Libya has no extradition agreement with the US and details about the handover remain unknown. (...)

It took the Libyan government three days to admit its role in the extradtion, causing hundreds of Libyans, including Al-Marimi's family, to protest condemning the prime minister.

Abdulmonem Al-Marimi, nephew and spokesperson of Masud’s family told The Associated Press that "everyone knows that this thing must be done according to Libyan laws, but unfortunately the government handed him over, bypassing all Libyan laws.”

"Our demand is from the Attorney General that we hope that he will take measures regarding the Prime Minister [Abdul Hamid Dbeibah], who admitted and said that he's the ones who extradited him,”Al-Marimi added.

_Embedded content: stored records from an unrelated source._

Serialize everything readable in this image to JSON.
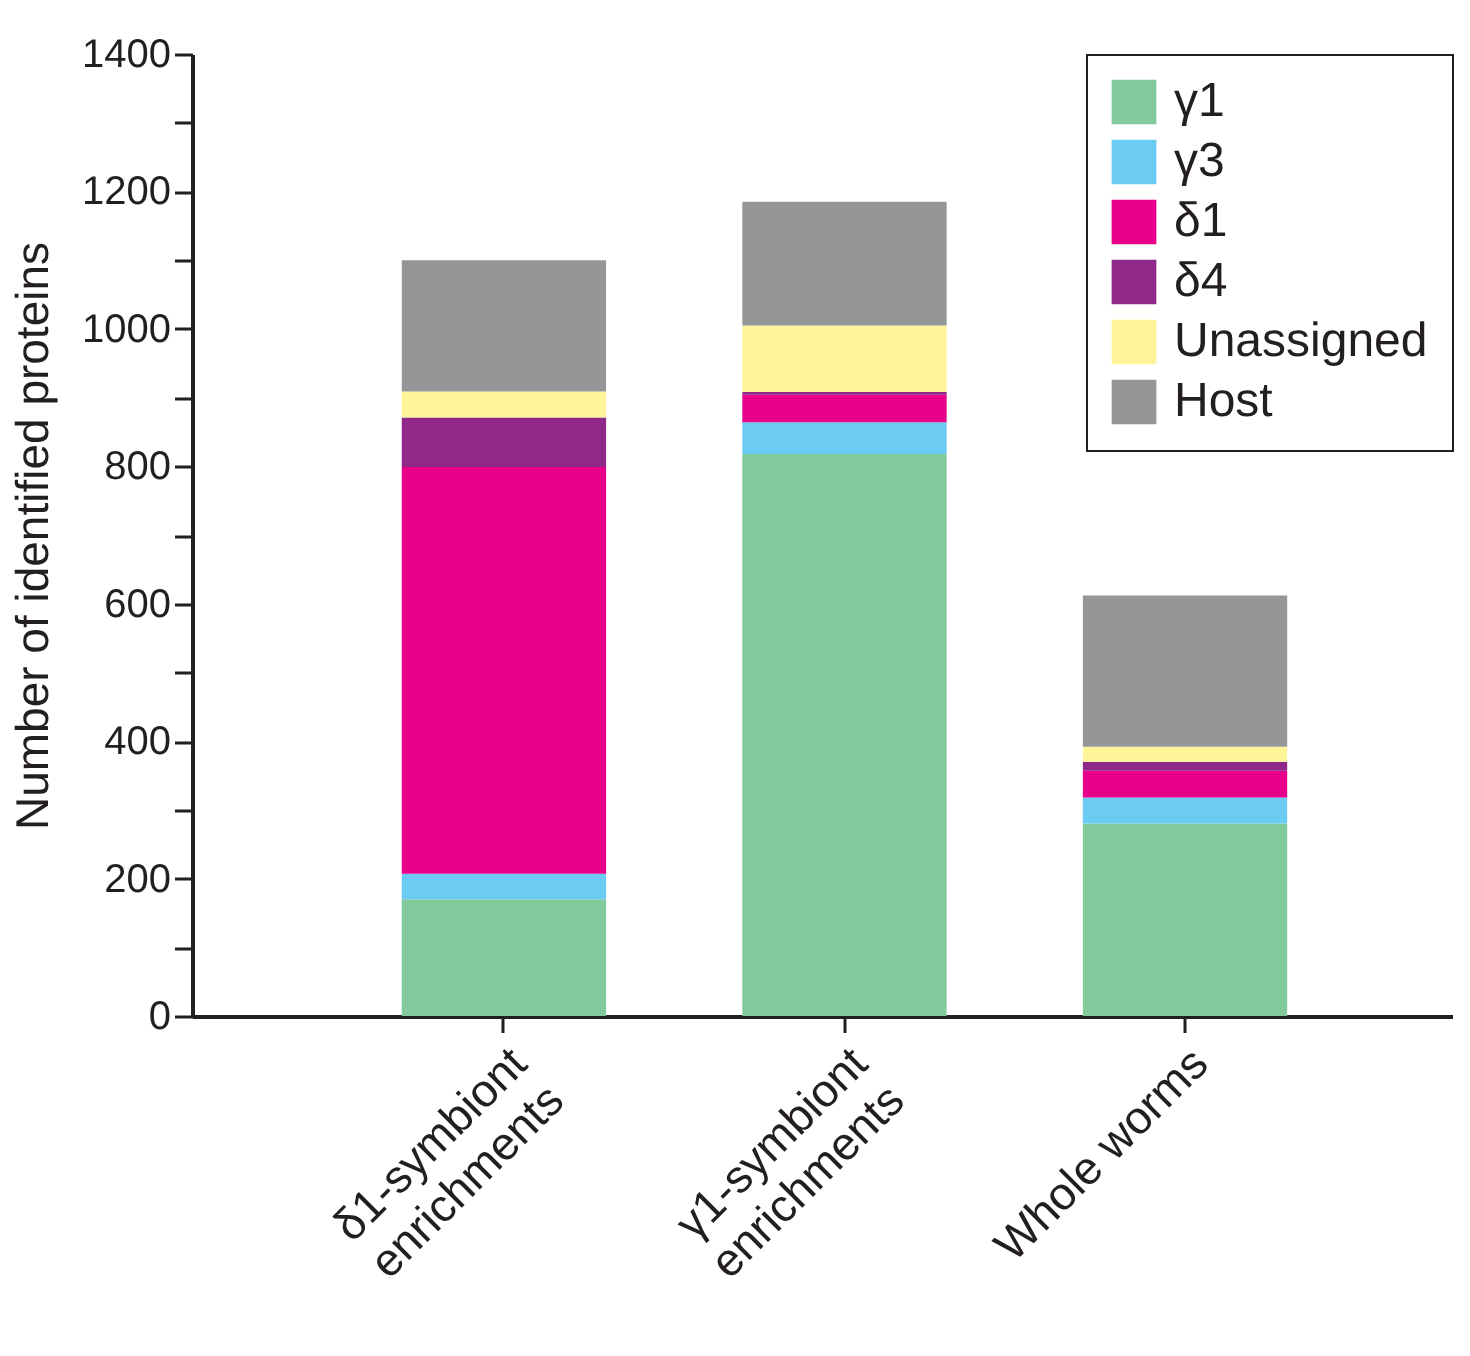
{
  "chart_data": {
    "type": "bar",
    "stacked": true,
    "ylabel": "Number of identified proteins",
    "categories": [
      "δ1-symbiont\nenrichments",
      "γ1-symbiont\nenrichments",
      "Whole worms"
    ],
    "series": [
      {
        "name": "γ1",
        "color": "#82c99b",
        "values": [
          170,
          818,
          280
        ]
      },
      {
        "name": "γ3",
        "color": "#6ccbf2",
        "values": [
          37,
          46,
          38
        ]
      },
      {
        "name": "δ1",
        "color": "#e8008a",
        "values": [
          592,
          40,
          39
        ]
      },
      {
        "name": "δ4",
        "color": "#902889",
        "values": [
          72,
          4,
          13
        ]
      },
      {
        "name": "Unassigned",
        "color": "#fef49a",
        "values": [
          38,
          97,
          22
        ]
      },
      {
        "name": "Host",
        "color": "#959698",
        "values": [
          191,
          180,
          220
        ]
      }
    ],
    "ylim": [
      0,
      1400
    ],
    "yticks": [
      0,
      {
        "value": 100,
        "label": null
      },
      200,
      {
        "value": 300,
        "label": null
      },
      400,
      {
        "value": 500,
        "label": null
      },
      600,
      {
        "value": 700,
        "label": null
      },
      800,
      {
        "value": 900,
        "label": null
      },
      1000,
      {
        "value": 1100,
        "label": null
      },
      1200,
      {
        "value": 1300,
        "label": null
      },
      1400
    ],
    "legend": "top right"
  }
}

If the possibility of extraditing al-Senussi to Washington arises, "there is concern that his supporters, who hold significant sway in sensitive areas of Libya such as the oil fields and water resources in the south, could cause unrest in the country," Belgasem said.

This concern is supported by the fact that al-Senussi's family has twice disrupted the water supply for over 2 million people in the city of Tripoli, once over the kidnapping of al-Senussi's daughter and the other when the family attempted to secure his release.

Political analyst Salah Al-Bakoush, however, told VOA that might not happen this time around and if it did, "General Khalifa Haftar controls the south, so the US could push him not to allow al-Sanussi's family to create any trouble in that region."

Al-Bakoush also said al-Senussi's extradition to Washington is "highly unlikely" at least until the public outrage over the extradition of Al-Marimi subsides.

Monday, 12 December 2022

Masud "confession" states he was Malta clothes purchaser not Megrahi

[What follows is excerpted from a report published today in the Daily Record headlined Lawyer of only man convicted of Lockerbie bombing 'concerned' by arrest of suspect in US:]

The lawyer for the family of Abdelbaset al-Megrahi, the only man convicted of the Lockerbie bombing, expressed concern over Masud’s arrest. (...)

Aamer Anwar said the arrest of Masud raises important questions over Megrahi’s conviction. Several victims’ families – but not all – believe it to be unsafe.

He said: “The United States claim that Masud’s confession to being involved in the conspiracy with Al-Megrahi to blow up Pan Am Flight 103, was ‘extracted’ by a ‘Libyan law enforcement agent’ in 2012, whilst in custody in a Libyan prison. What the US should have said was that Masud was actually in the custody of a war lord, widely condemned for human rights abuses and the circumstances in which such a confession was extracted would be strongly opposed in any US/Scottish court.

"The US criminal complaint against Masud states that he bought the clothes to put into the Samsonite suitcase that is claimed went on to blow up Pan Am Flight 103. The problem for the US department of justice is that the case against Megrahi is still based on the eyewitness testimony of Toni Gauci, stating that Megrahi bought the clothes.

“How can both Megrahi and Masud now be held responsible? In July this year, the UK Supreme Court rejected our leave to appeal seeking to overturn the conviction of the Scottish High Court which maintained Al-Megrahi was the bomber.

“Our legal team is in touch with the Libyan authorities but will also now consider what this means for the potential of any further miscarriage of justice appeal for Al-Megrahi. For the Megrahi family this is another piece in the jigsaw of lies, built on the back of the Libyan people, the victims of Lockerbie and the incarceration of an innocent man.”